Das Klinikum Fürth blickt erneut auf ein erfolgreiches Geschäftsjahr zurück. Neben einem positiven Bilanzergebnis konnte dieser Tage Peter Krappmann, Vorstand der kommunalen Einrichtung, weitere erfreuliche Entwicklungen und Ergebnisse verkünden. So stieg die Zahl der Planbetten von 706 auf 742, über 39 000 Patientinnen und Patienten sind stationär bzw. 57 000 ambulant versorgt worden. 2215 Kinder und somit 215 mehr als im Vorjahr haben 2015 im kommunalen Krankenhaus das Licht der Welt erblickt.

Gerade was das medizinische Leistungsspektrum betrifft, hat sich 2015 einiges getan: Neben der Eröffnung der Palliativstation, in der bis zu acht unheilbar kranke Menschen versorgt werden können, setzen die neuen Sektionen „Pneumologie“ und „Elektrophysiologie“ in der Klinik für Herz- und Lungenerkrankungen weitere Schwerpunkte.

Nach eineinhalb Jahren Bauzeit konnten zudem die neuen Reinräume der Krankenhausapotheke in Betrieb genommen werden, die Platz für die Herstellung von Zytostatika und anderen sterilen Produkten bieten, die besonders hohen Qualitätsanforderungen unterliegen. Generalüberholt steht seit Oktober wieder die Station 08 zu Verfügung, auf der infektiöse Menschen bzw. Patienten, die besondere Fürsorge benötigen, betreut werden.

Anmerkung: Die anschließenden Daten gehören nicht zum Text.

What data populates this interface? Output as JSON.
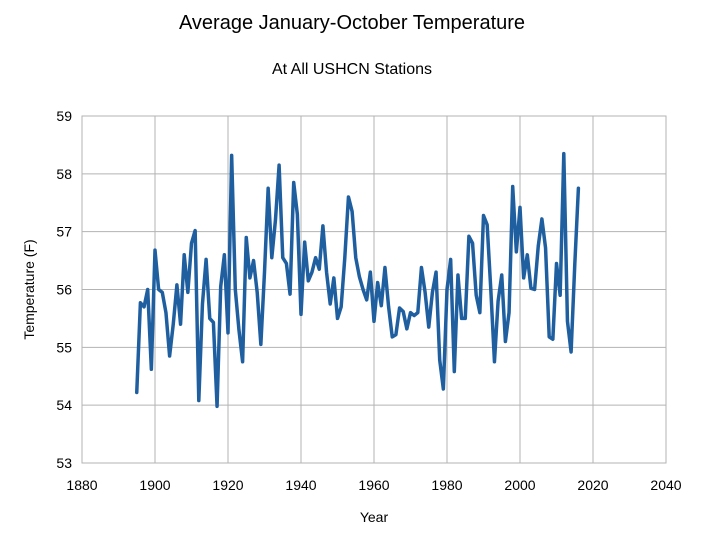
{
  "chart_data": {
    "type": "line",
    "title": "Average January-October Temperature",
    "subtitle": "At All USHCN Stations",
    "xlabel": "Year",
    "ylabel": "Temperature (F)",
    "xlim": [
      1880,
      2040
    ],
    "ylim": [
      53,
      59
    ],
    "xticks": [
      1880,
      1900,
      1920,
      1940,
      1960,
      1980,
      2000,
      2020,
      2040
    ],
    "yticks": [
      53,
      54,
      55,
      56,
      57,
      58,
      59
    ],
    "grid": true,
    "legend": "none",
    "series": [
      {
        "color": "#1f5fa0",
        "x": [
          1895,
          1896,
          1897,
          1898,
          1899,
          1900,
          1901,
          1902,
          1903,
          1904,
          1905,
          1906,
          1907,
          1908,
          1909,
          1910,
          1911,
          1912,
          1913,
          1914,
          1915,
          1916,
          1917,
          1918,
          1919,
          1920,
          1921,
          1922,
          1923,
          1924,
          1925,
          1926,
          1927,
          1928,
          1929,
          1930,
          1931,
          1932,
          1933,
          1934,
          1935,
          1936,
          1937,
          1938,
          1939,
          1940,
          1941,
          1942,
          1943,
          1944,
          1945,
          1946,
          1947,
          1948,
          1949,
          1950,
          1951,
          1952,
          1953,
          1954,
          1955,
          1956,
          1957,
          1958,
          1959,
          1960,
          1961,
          1962,
          1963,
          1964,
          1965,
          1966,
          1967,
          1968,
          1969,
          1970,
          1971,
          1972,
          1973,
          1974,
          1975,
          1976,
          1977,
          1978,
          1979,
          1980,
          1981,
          1982,
          1983,
          1984,
          1985,
          1986,
          1987,
          1988,
          1989,
          1990,
          1991,
          1992,
          1993,
          1994,
          1995,
          1996,
          1997,
          1998,
          1999,
          2000,
          2001,
          2002,
          2003,
          2004,
          2005,
          2006,
          2007,
          2008,
          2009,
          2010,
          2011,
          2012,
          2013,
          2014,
          2015,
          2016
        ],
        "y": [
          54.22,
          55.77,
          55.7,
          56.0,
          54.62,
          56.68,
          56.0,
          55.95,
          55.6,
          54.85,
          55.4,
          56.08,
          55.4,
          56.6,
          55.95,
          56.8,
          57.02,
          54.08,
          55.75,
          56.52,
          55.5,
          55.43,
          53.98,
          56.05,
          56.6,
          55.25,
          58.32,
          56.0,
          55.3,
          54.75,
          56.9,
          56.2,
          56.5,
          55.95,
          55.05,
          56.3,
          57.75,
          56.55,
          57.2,
          58.15,
          56.55,
          56.45,
          55.92,
          57.85,
          57.3,
          55.57,
          56.82,
          56.15,
          56.3,
          56.55,
          56.35,
          57.1,
          56.3,
          55.75,
          56.2,
          55.5,
          55.7,
          56.55,
          57.6,
          57.35,
          56.55,
          56.22,
          56.0,
          55.82,
          56.3,
          55.45,
          56.12,
          55.72,
          56.38,
          55.7,
          55.18,
          55.22,
          55.68,
          55.62,
          55.32,
          55.6,
          55.55,
          55.6,
          56.38,
          55.95,
          55.35,
          55.95,
          56.3,
          54.78,
          54.28,
          56.0,
          56.52,
          54.58,
          56.25,
          55.5,
          55.5,
          56.92,
          56.8,
          55.9,
          55.6,
          57.28,
          57.12,
          56.0,
          54.75,
          55.8,
          56.25,
          55.1,
          55.6,
          57.78,
          56.65,
          57.42,
          56.2,
          56.6,
          56.02,
          56.0,
          56.75,
          57.22,
          56.72,
          55.18,
          55.14,
          56.45,
          55.9,
          58.35,
          55.45,
          54.92,
          56.42,
          57.75
        ]
      }
    ]
  }
}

Aktuellstes Projekt: Der Abriss der alten Kinderklinik, an deren Stelle der Bezirk Mittelfranken in dreijähriger Bauzeit eine Psychiatrische Klinik mit 100 Betten errichten lässt. „Insgesamt sind wir gut aufgestellt und alle neu aufgegriffenen Themen haben zu einer Leistungsausweitung geführt“, lautet Krappmanns Bilanz.

Der Blick ist jedoch weiterhin in die Zukunft gerichtet. Um dem demographischen Wandel gerecht zu werden und weiterhin konkurrenzfähig zu bleiben, haben die Klinikumsverantwortlichen gemeinsam mit Beratungsfirmen ein großangelegtes Strategiekonzept erarbeitet. Unter dem Titel „Zielplanung 2030“ soll in den kommenden Jahren eine Neuausrichtung und Sanierung des Krankenhauses in mehreren Bauabschnitten erfolgen. „Das Klinikum wird in den kommenden Jahren eine Großbaustelle sein“, informiert Krappmann. Für den ersten Bauabschnitt, der unter anderem einen OP-Neubau und Platz für weitere Intensiv- und Überwachungsbetten umfasst, läuft bereits ein Architektenwettbewerb.

Dass die Sanierungsmaßnahmen, die mit einem Gesamtinvestitionsvolumen von über 100 Millionen Euro zu Buche schlagen, dringend notwendig sind, darin sind sich der Klinik-Chef und Oberbürgermeister Thomas Jung einig. „Wir haben bald die 125-000-Einwohner-Marke überschritten und müssen dem Versorgungsauftrag in unserer Wachstumsregion gerecht werden“, so Jung. Zudem seien viele technische Anlagen und Geräte nicht mehr auf dem neuesten Stand bzw. Räumlichkeiten nicht mehr in einem zeitgemäßen Zustand. „Wir wollen eine qualitativ bessere Unterbringung der Patienten gewährleisten und durch den Einsatz weiterer medizintechnischer Großgeräte unser Angebot erweitern“, so Krappmann.